1.6. Quelles actions individuelles engager en priorité ? Réduire les aliments émetteurs, privilégier la saisonnalité

Dans le régime moyen français, les différents groupes d'aliments contribuent de la manière suivante aux émissions de gaz à effet de serre de l'alimentation :

Répartition des émissions des groupes d'aliments, par ordre décroissant

Cette répartition nous donne les deux indications principales pour agir: réduire la part des aliments émetteurs, augmenter la part des aliments les moins émetteurs en recentrant mon alimentation sur les légumes et les fruits.

Réduire la part des aliments les plus émetteurs dans mon alimentation

J'identifie les aliments les plus émetteurs dans mon alimentation, et je cherche à les remplacer ou à en diminuer les quantités. Pour trouver des indications concrètes, je peux consulter les fiches suivantes :

Pour remplacer la viande de boeuf.

Pour réduire l'impact des aliments sucrés.

Pour réduire l'impact des boissons.

Pour réduire ma consommation de fromage.

Pour remplacer le beurre.

Pour remplacer les autres produits laitiers (lait, yaourt, crème).

Pour découvrir le soja.

Pour redécouvrir les oeufs.

Pour redécouvrir la volaille.

Recentrer mon alimentation sur les légumes et les fruits

Les végétaux sont les aliments les moins émetteurs, et parmi eux, les fruits et légumes frais ont les émissions les plus faibles.

Mais comment les choisir ?

On entend souvent qu’il faut choisir de préférence des produits locaux. Le critère de proximité n’est pas suffisant :

  • cultivés sous serre, à contre-saison, les produits locaux ont une empreinte carbone élevée (Garnett 2014) ;
  • si l’on veut réduire les émissions causées par le transport, une bonne manière de faire est de réduire sa consommation d’aliments d’origine animale. Pourquoi ? Parce que le tiers des émissions liées au transport de produits agro-alimentaires vient du transport des aliments pour les animaux (Barbier et al. 2019) !
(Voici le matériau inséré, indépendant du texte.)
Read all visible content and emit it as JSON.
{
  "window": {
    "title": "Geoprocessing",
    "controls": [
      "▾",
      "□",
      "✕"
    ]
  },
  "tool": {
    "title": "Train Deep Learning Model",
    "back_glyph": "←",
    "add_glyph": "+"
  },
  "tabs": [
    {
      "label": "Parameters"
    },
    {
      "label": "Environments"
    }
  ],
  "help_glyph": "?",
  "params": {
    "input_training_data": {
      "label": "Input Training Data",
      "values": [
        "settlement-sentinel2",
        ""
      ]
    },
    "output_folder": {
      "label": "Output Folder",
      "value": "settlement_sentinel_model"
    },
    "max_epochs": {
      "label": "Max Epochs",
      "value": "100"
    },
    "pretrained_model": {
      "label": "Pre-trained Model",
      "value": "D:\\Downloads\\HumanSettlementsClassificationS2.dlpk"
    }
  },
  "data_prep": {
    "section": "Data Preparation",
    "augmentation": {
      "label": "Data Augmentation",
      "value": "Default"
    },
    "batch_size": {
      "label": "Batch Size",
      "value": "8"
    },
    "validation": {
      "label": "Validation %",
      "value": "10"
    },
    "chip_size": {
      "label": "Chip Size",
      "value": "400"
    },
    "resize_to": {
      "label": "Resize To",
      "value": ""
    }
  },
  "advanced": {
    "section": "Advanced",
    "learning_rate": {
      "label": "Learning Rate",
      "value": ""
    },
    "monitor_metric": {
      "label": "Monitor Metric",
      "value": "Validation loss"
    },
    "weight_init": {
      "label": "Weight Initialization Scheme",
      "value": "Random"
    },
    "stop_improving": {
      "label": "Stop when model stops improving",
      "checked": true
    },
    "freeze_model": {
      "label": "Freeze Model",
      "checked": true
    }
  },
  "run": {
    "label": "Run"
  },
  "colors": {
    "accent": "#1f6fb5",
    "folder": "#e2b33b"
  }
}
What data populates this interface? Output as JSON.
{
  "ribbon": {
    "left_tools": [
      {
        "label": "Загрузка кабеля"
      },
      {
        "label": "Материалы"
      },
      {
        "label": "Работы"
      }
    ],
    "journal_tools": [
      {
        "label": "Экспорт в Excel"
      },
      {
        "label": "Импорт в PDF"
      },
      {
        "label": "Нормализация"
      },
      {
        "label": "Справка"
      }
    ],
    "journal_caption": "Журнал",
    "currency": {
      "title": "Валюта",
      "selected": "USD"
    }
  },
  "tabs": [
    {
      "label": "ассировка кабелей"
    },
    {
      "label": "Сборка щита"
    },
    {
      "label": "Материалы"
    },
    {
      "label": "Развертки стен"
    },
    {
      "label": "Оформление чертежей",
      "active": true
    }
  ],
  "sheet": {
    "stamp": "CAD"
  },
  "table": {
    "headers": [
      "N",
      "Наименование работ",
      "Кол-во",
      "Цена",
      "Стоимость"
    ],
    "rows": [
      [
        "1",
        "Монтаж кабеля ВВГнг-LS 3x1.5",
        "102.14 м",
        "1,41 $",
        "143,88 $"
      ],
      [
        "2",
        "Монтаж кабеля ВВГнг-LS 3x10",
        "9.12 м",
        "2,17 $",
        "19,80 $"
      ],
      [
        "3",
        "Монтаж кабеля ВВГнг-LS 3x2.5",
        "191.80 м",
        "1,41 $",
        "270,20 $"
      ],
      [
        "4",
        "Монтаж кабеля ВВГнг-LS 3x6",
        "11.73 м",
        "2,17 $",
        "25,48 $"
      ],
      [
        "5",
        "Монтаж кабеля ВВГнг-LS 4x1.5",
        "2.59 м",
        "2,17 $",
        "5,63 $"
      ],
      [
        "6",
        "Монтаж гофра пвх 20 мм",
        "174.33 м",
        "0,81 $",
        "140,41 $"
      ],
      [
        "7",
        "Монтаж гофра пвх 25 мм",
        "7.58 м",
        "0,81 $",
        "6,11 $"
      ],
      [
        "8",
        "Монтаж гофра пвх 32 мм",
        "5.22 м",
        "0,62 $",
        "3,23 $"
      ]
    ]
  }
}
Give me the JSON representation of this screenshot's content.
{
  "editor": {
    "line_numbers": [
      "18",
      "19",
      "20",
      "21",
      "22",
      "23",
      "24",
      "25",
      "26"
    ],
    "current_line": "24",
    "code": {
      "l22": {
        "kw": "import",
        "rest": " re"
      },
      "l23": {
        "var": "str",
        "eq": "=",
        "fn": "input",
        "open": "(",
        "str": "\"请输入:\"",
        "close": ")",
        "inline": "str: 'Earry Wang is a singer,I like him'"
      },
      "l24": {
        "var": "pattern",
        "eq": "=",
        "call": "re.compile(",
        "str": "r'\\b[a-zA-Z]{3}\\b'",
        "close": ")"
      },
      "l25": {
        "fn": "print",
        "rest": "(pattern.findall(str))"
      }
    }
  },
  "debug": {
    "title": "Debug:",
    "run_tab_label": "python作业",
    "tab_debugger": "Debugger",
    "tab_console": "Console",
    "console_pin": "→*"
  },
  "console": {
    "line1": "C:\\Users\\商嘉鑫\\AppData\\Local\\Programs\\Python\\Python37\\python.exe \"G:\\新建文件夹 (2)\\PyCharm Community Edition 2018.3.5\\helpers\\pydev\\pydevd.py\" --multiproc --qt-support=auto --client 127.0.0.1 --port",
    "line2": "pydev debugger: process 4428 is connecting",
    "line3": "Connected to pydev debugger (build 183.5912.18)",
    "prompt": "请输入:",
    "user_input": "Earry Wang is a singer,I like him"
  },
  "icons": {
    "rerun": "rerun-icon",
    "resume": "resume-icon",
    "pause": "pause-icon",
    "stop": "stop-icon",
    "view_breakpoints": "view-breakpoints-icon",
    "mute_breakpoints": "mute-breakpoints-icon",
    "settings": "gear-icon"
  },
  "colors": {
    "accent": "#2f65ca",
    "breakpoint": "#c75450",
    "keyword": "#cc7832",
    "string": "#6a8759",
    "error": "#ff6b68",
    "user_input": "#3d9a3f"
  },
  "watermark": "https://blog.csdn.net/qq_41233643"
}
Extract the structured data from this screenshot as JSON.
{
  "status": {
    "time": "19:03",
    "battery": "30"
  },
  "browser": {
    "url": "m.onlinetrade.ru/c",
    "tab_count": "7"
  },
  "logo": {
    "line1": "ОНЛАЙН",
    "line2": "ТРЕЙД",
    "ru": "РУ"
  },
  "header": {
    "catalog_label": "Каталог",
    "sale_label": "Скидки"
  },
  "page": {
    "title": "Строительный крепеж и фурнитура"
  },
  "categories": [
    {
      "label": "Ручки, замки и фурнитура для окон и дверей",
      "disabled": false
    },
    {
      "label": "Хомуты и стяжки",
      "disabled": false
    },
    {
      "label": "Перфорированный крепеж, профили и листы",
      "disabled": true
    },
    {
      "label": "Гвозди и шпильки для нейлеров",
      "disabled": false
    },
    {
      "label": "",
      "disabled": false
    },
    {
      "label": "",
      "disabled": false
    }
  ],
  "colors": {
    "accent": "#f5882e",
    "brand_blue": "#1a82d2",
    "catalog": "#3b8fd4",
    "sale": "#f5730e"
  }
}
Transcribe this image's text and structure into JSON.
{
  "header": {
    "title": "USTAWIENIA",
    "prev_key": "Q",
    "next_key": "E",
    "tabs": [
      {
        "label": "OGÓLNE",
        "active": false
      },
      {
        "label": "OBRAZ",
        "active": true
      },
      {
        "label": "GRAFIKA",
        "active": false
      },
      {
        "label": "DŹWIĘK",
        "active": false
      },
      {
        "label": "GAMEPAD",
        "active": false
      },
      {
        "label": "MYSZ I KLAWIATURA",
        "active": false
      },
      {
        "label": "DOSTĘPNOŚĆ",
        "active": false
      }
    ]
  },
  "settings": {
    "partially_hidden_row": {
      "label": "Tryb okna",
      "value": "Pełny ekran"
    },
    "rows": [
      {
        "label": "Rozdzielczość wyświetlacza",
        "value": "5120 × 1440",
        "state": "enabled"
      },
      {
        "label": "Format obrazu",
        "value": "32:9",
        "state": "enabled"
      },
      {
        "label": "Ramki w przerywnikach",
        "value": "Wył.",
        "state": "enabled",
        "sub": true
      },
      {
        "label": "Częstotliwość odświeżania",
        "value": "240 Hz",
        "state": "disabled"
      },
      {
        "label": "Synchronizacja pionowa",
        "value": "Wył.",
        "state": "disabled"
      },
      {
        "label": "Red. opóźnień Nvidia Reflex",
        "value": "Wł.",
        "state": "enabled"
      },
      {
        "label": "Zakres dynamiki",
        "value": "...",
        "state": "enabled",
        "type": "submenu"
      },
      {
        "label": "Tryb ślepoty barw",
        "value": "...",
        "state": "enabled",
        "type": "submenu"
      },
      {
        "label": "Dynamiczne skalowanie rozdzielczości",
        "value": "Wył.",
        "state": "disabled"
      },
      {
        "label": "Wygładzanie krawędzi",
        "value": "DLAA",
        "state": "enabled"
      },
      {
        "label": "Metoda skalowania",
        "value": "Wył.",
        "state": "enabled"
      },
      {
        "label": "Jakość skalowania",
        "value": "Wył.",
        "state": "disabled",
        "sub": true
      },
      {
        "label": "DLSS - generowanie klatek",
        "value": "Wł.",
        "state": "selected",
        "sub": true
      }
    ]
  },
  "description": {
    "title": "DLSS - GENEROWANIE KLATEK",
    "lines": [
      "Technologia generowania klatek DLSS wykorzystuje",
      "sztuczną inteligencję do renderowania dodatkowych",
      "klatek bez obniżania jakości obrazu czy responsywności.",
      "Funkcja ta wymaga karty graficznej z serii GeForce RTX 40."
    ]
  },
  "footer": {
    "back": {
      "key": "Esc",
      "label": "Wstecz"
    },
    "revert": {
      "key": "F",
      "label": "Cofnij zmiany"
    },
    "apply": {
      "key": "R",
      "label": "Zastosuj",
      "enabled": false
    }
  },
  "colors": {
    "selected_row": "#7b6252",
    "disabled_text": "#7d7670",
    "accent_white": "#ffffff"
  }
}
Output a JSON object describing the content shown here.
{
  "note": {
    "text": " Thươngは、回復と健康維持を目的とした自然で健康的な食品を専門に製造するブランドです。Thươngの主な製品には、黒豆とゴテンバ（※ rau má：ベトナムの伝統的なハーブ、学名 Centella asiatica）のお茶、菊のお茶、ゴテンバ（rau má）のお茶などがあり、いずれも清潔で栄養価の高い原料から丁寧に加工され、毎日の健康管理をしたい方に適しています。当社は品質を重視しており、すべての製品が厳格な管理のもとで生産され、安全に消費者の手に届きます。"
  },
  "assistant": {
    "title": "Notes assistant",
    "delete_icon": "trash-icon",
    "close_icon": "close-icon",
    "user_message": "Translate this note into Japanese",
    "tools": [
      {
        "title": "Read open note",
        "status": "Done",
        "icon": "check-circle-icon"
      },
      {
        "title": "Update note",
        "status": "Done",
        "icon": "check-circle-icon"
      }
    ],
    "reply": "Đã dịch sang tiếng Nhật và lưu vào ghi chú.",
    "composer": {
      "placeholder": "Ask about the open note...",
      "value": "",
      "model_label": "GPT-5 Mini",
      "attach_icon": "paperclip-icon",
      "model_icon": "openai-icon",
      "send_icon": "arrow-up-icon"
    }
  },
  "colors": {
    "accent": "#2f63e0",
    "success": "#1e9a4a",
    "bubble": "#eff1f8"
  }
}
Les critères à prendre en compte sont plutôt la saisonnalité et le mode de transport. En effet, les fruits et légumes dont l’empreinte carbone est la plus faible sont les fruits et légumes de saison (Garnett 2014) :

  • cultivés à proximité, en plein champ, sans chauffage ni protection supplémentaire, et qui se conservent bien (peu de réfrigération, peu de pertes), mais aussi

  • cultivés à plus grande distance (par exemple, importés), en plein champ, sans chauffage ni protection supplémentaire, qui se conservent bien et qui ont été transportés par bateau ou par la route sur une courte distance.

En veillant à ce que le mode de production a été aussi naturel que possible et le transport aussi économe en énergie que possible (par exemple par bateau), on peut tout à fait choisir des fruits et légumes importés d’un pays voisin ou d’un autre continent.

À l’inverse, il faudra éviter les fruits et légumes :

  • qui ont été transportés par avion,

  • qui ont été cultivés sous serre chauffée, ce sont notamment les légumes méditerranéens produits hors saison, localement ou à plus grande distance (tomates, poivrons ou courgettes disponibles hors des mois d’été, mais aussi les salades),

  • qui sont vendus pré-préparés : par exemple, salades prêtes à consommer en sachet ou fruits pré-découpés, car ces étapes intermédiaires sont consommatrices d’énergie (traitement mécanique, réfrigération).


Tableau 1. Choisir des légumes et fruits produits et transportés de façon peu énergivore

Feu vert pour les légumes de plein champ et le transport par bateau. Feu rouge pour les légumes sous abri chauffé et l'avion.


Le module 2 donne des conseils pour choisir en se trompant le moins possible.

Je peux déjà télécharger un calendrier indicatif des saisons des légumes, à consulter au moment de faire mes achats.


Activité

Dans mon carnet, je note les actions que je fais déjà, les conséquences que j'en attendais et celles que j'en attends maintenant.

Je note ensuite les actions que je souhaite engager et mes raisons pour le faire.